À ce moment, "je sais qu'il y a un problème, mais je ne sais pas où et je ne sais pas comment", retrace Patrick Le Barre, qui conservera de longues années ce dossier inexpliqué sur son bureau. Et c'est seulement huit ans et demi plus tard, "en 2017, avec les cas de Sandra Simard et Jean-Claude Gandon, (...) que je comprends comment le crime a été commis".

Car l'enquête de police ouverte en 2017 après l'arrêt cardiaque de ces deux derniers patients a révélé qu'un produit avait été injecté dans leurs poches de perfusion afin de les empoisonner. Le policier fait le lien avec le cas de Damien Lehlen. "Un empoisonnement à la lidocaïne, je ne l'avais pas imaginé, c'est purement machiavélique", s'exclame-t-il.

"Personne ne m'a vu faire! Il faut des preuves!"

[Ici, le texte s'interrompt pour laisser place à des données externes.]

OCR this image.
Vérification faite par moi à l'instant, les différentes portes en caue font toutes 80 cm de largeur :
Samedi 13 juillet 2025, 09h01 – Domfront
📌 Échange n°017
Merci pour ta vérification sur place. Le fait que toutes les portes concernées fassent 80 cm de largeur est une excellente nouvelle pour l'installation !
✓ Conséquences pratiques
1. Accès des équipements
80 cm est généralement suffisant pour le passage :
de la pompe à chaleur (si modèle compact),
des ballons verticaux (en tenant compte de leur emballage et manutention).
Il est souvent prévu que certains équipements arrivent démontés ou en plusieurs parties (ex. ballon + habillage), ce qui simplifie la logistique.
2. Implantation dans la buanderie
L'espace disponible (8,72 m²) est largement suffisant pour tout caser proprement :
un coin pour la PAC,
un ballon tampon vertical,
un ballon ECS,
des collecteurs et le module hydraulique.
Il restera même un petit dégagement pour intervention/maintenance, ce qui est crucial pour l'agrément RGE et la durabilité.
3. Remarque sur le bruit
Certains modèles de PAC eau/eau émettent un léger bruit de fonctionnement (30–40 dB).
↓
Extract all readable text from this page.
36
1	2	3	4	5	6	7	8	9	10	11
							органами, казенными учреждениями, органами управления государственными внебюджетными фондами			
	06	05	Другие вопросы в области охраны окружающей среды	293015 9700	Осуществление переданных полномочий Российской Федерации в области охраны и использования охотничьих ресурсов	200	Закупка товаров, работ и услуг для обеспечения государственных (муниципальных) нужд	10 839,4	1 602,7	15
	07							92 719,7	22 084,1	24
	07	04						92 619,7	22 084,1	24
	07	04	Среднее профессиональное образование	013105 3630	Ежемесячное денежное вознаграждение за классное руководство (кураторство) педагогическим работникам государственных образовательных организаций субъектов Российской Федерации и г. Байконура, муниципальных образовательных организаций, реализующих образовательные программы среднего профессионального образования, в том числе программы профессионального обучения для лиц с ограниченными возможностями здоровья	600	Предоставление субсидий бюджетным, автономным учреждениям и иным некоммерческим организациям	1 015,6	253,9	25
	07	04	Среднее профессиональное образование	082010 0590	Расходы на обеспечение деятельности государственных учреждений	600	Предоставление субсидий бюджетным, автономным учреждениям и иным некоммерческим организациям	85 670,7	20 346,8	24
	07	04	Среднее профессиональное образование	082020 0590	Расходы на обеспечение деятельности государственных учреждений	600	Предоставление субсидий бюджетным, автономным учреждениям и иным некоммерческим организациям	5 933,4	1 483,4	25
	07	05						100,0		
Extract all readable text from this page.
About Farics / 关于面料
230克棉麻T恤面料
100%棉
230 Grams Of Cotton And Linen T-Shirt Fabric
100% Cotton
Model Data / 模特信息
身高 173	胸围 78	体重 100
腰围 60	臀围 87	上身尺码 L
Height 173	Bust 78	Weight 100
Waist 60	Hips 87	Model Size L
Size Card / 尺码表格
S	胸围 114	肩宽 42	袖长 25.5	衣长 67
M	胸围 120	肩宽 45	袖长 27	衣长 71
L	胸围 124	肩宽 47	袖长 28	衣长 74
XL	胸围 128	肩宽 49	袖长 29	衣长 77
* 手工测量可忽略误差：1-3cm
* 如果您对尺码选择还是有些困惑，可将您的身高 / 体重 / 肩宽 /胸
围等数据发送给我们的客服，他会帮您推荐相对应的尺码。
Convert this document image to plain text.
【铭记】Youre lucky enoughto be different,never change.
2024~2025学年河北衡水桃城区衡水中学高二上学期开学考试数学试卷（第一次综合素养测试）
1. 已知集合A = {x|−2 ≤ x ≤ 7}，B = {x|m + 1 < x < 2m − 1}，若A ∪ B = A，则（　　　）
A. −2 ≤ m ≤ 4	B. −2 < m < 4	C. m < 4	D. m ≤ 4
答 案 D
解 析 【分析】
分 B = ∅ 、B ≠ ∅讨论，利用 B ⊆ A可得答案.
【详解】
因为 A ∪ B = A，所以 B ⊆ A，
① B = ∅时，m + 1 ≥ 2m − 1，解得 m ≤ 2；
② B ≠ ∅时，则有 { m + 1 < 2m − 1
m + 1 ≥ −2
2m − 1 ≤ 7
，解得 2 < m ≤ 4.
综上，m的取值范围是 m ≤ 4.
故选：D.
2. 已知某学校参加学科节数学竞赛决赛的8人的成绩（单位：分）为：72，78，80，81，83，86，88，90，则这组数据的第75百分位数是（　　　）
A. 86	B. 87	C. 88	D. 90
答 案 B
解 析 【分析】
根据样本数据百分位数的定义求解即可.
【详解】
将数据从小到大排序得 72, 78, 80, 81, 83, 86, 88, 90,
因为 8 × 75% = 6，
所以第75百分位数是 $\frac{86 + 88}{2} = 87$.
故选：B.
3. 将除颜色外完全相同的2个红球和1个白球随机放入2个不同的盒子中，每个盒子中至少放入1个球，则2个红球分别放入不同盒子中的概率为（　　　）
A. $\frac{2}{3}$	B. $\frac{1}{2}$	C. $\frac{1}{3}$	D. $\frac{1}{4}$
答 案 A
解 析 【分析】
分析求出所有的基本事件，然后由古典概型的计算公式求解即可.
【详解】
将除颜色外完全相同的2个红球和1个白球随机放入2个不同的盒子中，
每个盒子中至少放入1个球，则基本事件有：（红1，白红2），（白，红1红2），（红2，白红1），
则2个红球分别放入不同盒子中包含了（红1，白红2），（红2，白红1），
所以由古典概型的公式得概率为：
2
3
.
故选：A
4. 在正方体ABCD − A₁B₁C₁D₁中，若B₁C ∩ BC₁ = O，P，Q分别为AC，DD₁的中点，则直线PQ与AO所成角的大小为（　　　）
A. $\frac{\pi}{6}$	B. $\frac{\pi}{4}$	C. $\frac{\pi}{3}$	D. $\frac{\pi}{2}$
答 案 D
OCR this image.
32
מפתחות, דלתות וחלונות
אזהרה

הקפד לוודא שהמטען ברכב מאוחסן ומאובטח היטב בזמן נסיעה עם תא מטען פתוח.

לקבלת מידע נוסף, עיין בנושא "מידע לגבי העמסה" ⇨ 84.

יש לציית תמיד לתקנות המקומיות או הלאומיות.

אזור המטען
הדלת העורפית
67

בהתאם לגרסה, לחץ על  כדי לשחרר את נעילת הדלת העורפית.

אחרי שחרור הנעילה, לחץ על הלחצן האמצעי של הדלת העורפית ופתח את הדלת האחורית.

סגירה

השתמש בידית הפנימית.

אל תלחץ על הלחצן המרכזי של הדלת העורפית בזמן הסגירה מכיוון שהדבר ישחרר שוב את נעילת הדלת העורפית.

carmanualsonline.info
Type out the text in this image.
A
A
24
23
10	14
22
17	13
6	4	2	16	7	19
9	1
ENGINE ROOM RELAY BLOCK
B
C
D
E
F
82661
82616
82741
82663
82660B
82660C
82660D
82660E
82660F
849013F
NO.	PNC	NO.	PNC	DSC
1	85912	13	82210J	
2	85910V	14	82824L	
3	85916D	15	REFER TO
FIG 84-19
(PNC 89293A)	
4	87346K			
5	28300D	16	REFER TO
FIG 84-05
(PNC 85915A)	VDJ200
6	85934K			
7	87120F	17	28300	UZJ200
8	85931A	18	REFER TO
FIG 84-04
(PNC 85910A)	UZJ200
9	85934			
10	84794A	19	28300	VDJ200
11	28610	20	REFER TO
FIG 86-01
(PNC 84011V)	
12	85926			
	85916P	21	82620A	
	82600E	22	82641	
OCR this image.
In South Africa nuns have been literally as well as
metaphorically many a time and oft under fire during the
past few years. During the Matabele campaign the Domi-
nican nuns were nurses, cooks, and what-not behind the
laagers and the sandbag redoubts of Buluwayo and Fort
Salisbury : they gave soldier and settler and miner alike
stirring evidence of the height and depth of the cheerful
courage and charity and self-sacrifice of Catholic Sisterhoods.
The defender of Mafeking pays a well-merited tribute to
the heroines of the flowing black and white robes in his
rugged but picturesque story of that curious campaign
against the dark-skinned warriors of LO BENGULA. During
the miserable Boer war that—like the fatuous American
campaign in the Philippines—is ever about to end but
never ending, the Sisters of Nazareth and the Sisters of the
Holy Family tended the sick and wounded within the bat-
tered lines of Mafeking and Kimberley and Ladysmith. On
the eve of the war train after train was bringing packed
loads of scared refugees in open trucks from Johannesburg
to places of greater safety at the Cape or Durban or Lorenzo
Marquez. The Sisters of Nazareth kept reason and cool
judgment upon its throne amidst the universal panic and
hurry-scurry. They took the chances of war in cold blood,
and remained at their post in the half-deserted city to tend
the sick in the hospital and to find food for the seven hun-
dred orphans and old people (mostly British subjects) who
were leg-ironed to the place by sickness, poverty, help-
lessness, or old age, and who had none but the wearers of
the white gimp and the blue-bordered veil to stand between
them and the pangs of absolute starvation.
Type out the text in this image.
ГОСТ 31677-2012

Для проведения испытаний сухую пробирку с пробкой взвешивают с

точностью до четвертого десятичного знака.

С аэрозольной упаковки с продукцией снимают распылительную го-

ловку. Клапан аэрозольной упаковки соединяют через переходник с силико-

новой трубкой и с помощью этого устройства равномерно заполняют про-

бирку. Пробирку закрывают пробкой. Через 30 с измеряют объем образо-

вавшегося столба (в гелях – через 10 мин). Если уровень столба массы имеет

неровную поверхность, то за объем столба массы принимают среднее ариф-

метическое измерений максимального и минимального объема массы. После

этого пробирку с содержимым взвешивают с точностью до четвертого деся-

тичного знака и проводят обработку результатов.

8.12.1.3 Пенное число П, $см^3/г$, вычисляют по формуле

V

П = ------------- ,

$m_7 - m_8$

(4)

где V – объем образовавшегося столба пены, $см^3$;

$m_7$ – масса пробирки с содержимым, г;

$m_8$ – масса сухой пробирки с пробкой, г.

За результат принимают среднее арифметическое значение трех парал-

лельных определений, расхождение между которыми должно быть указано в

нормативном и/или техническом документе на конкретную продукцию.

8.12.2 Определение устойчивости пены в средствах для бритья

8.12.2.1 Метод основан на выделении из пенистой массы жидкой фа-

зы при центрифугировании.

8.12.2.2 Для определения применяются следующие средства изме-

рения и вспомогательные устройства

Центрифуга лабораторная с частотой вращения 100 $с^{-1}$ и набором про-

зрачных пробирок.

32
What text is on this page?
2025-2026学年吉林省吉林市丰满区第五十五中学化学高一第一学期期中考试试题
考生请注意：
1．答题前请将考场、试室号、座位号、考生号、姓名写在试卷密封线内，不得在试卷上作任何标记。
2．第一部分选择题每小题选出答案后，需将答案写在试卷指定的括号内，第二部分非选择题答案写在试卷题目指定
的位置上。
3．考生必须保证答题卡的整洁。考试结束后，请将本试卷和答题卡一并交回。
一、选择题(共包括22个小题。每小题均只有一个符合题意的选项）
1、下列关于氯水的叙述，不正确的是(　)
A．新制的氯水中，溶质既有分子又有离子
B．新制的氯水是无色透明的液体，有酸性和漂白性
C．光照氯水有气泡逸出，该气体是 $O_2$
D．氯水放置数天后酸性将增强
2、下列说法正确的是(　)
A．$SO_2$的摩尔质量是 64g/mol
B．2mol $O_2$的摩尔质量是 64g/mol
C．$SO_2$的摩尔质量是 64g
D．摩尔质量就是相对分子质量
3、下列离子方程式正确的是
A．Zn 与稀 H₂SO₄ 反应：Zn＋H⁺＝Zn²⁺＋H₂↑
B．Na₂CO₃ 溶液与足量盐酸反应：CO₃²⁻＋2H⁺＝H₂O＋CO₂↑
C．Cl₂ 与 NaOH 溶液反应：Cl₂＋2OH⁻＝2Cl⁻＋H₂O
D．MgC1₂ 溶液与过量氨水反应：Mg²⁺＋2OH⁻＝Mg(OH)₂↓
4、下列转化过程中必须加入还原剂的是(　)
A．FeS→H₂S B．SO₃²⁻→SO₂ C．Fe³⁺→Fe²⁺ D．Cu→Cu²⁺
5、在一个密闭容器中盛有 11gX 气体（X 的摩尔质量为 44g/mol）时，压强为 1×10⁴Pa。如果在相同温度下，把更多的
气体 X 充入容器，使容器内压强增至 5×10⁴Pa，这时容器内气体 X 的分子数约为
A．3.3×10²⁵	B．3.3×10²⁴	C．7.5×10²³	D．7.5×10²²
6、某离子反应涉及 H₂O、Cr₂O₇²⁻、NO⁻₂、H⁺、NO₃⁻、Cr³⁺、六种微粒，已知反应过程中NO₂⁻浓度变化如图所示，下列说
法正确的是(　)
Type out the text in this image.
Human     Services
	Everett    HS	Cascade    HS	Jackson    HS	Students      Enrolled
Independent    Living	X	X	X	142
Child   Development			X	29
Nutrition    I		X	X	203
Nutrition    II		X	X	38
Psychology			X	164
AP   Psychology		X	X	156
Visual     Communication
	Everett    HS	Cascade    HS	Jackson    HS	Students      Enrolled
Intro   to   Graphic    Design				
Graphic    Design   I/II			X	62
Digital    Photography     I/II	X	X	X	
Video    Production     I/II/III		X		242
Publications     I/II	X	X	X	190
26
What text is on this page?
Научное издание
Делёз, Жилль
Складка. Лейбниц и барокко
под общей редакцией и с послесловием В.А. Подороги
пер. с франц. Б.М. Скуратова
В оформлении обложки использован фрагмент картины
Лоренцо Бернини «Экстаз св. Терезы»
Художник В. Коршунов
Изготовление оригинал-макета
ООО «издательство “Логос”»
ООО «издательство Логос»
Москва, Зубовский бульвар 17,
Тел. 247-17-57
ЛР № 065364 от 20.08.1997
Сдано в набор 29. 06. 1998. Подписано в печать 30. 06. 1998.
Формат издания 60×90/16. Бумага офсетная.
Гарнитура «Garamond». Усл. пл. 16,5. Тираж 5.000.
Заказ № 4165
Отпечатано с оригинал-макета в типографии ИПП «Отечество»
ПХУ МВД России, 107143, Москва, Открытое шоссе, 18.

Devant la cour, l'enquêteur met en cause directement le docteur Péchier, qui était à ce moment-là en partance de la clinique Saint-Vincent pour intégrer la Polyclinique de Franche-Comté - où trois autres cas d'empoisonnements présumés surviendront.

Quatre jours après le décès de Damien Lehlen, le 14 octobre 2008, c'est au tour de Suzanne Ziegler, 74 ans, d'être victime d'un arrêt cardiaque au bloc opératoire. Là encore, Frédéric Péchier aide sa collègue chargée de l'anesthésie à réanimer la septuagénaire. En vain. Elle décède le lendemain. Des traces de lidocaïne seront retrouvées dans une ampoule utilisée pour l'anesthésie.

Pour Patrick Le Barre, le but de l'empoisonneur "était de nuire à la direction de la clinique", dans un contexte de conflit entre la direction et l'équipe des anesthésistes.

Mais "qui a vu Frédéric Péchier avoir un comportement anormal à proximité d'un patient"? interroge l'avocat de la défense, Randall Schwerdorffer, fustigeant une enquête menée exclusivement "à charge", en excluant d'emblée une possible erreur médicale.

"L'arme du crime c'est le médicament, c'est les poches, c'est ce que les soignants utilisent tous les jours", rétorque Patrick Le Barre. "Mais à un moment donné, il faut bien que le médicament arrive dans la poche. Or, on n'a rien vu", lui répond l'avocat.

"Personne ne m'a vu faire! Il faut des preuves!", s'était lui-même exclamé Frédéric Péchier, lundi devant la cour, lors de son interrogatoire consacré aux faits de 2017. Une phrase dans laquelle Stéphane Giuranna, l'un des avocats des nombreuses parties civiles, a vu "un lapsus d'aveu".

Frédéric Péchier, qui a toujours clamé son innocence, comparaît libre, mais encourt la réclusion criminelle à perpétuité. Le verdict est attendu le 19 décembre.